Any doubts about the mind-body-soul connection are repudiated here. It is so difficult to step back and hand responsibility to an addict! Now we know why.
Thanks for writing, Genie. Yes, the connection between brain hormones and behavior really helped me understand more clearly the role oxytocin plays in our instinctual nature to protect our children from themselves. And additionally, why it’s so hard to step back with an addicted child and watch him or her suffer their own consequences. Maureen
Wow— good info and right on target I would say–I could relate to your comments on being a caretaker–although I luckily have not had to deal with kid difficulties/problems , I absolutely know that I would jump in and about kill myself to make a situation better for them ,all the time feeling a deep satisfying sigh that I had done “something” to help my child.Hope all is well with you two.

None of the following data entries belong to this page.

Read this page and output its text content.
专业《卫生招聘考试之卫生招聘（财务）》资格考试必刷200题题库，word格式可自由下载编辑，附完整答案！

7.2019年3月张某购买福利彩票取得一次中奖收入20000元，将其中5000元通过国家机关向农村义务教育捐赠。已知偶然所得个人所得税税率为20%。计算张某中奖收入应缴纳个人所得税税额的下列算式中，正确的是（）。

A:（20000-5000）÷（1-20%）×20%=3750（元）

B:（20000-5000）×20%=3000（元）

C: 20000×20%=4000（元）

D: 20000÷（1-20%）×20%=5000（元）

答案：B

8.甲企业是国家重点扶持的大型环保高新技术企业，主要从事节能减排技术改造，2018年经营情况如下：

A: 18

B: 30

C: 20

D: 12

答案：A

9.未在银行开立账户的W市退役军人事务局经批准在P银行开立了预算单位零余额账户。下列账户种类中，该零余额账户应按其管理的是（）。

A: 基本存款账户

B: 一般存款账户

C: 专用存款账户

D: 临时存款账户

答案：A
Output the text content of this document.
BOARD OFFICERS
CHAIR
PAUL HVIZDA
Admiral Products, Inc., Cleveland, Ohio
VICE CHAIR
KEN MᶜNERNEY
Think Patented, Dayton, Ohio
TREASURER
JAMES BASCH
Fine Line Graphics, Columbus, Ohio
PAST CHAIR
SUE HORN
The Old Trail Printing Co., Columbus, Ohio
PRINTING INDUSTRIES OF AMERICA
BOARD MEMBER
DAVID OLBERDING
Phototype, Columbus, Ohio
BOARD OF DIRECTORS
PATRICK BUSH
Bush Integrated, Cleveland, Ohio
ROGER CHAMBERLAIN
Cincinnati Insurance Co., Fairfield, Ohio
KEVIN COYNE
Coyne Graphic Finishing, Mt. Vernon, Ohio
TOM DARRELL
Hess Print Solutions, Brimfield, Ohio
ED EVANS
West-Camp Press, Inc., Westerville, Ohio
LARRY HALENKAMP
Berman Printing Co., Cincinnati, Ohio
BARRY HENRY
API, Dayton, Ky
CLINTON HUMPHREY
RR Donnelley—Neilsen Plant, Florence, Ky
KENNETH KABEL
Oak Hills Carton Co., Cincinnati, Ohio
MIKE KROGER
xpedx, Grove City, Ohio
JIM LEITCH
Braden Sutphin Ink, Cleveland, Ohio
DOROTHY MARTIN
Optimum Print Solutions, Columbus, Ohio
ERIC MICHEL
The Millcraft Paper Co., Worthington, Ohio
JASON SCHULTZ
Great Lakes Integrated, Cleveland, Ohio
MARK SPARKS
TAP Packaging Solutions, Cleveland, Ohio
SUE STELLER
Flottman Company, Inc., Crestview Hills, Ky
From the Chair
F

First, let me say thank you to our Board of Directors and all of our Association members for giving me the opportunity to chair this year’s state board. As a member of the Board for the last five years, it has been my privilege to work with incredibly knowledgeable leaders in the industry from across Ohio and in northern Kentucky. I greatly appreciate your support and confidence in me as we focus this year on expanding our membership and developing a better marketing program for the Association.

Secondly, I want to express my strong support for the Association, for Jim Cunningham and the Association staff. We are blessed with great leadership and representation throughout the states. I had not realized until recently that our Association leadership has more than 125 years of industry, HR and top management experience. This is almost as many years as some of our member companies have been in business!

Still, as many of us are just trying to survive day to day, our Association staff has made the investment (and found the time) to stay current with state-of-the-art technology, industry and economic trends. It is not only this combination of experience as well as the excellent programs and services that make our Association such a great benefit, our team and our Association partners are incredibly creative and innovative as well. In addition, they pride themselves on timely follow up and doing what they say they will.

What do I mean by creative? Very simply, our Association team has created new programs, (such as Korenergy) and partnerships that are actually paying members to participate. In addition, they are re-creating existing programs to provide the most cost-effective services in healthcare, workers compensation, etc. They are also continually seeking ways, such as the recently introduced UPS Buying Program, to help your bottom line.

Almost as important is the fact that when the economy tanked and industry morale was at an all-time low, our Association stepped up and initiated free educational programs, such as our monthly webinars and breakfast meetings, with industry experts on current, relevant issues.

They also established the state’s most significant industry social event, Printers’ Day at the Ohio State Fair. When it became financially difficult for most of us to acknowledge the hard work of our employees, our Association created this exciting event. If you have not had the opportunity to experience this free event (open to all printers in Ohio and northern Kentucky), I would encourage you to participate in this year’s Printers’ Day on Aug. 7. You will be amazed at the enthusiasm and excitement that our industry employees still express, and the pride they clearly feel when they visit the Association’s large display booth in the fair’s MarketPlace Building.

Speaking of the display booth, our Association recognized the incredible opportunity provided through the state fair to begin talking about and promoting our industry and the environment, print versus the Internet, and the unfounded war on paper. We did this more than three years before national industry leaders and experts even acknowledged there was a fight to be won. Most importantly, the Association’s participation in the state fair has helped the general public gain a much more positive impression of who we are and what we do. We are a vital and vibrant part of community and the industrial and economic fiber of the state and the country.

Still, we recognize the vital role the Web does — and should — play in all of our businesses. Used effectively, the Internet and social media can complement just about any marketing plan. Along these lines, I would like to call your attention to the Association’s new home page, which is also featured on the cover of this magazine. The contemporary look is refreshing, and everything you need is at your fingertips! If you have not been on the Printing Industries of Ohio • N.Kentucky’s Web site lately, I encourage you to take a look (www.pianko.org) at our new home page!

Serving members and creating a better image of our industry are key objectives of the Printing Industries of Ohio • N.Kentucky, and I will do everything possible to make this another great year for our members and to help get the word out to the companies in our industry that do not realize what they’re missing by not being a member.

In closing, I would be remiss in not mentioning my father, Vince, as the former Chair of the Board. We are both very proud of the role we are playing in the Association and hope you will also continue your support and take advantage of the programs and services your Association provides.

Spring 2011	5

Cindy, thank you for bringing up a very important point that being a caretaker does not relate solely to parents taking care of children. Caretakers exist in all family (and human) relationships: taking care of aging parents, grandparents, siblings, partners; taking care of sick relatives and friends, pets, even for organizations. It’s the caretaking archetype I’m writing about and the difference between being a caregiver (who does good things for people) and being a caretaker (who also does good things but tries to take care of everything) is the obsession with being the one to solve every problem. Maureen
This is a good explanation of why mothers, and friends who want to support them, feel compelled to “do something” for a child who is addicted and/or suffers from mental illness. It seems that biology (oxytocin), ego (surely I can fix this) and cultural/religious norms (give help to those in need) combine to keep caretakers going, despite the lack of “success”. It is difficult, but necessary, to heed the advice at the end of this piece.
Dear Maureen, This is such an important post for caretakers.It took years of Al-Anon for me to finally “get” the concept that the best way to help my chemically-dependent son was to not do for him what he should/could do for himself because that would rob him of the opportunity to take responsibility for his own life. When I first started being aware, I remember a visual ( from Al-Anon) that helped me: enabling my son was like handing a suicidal person a gun. Self-care, live and let live and love the person not the disease– not always easy and certainly not a quick fix but have been lifesaving for both my son and me. Thank you for the work you are doing to address these issues. And thank you also for the link to my blog where your guest post has generated a lively and heartfelt conversation.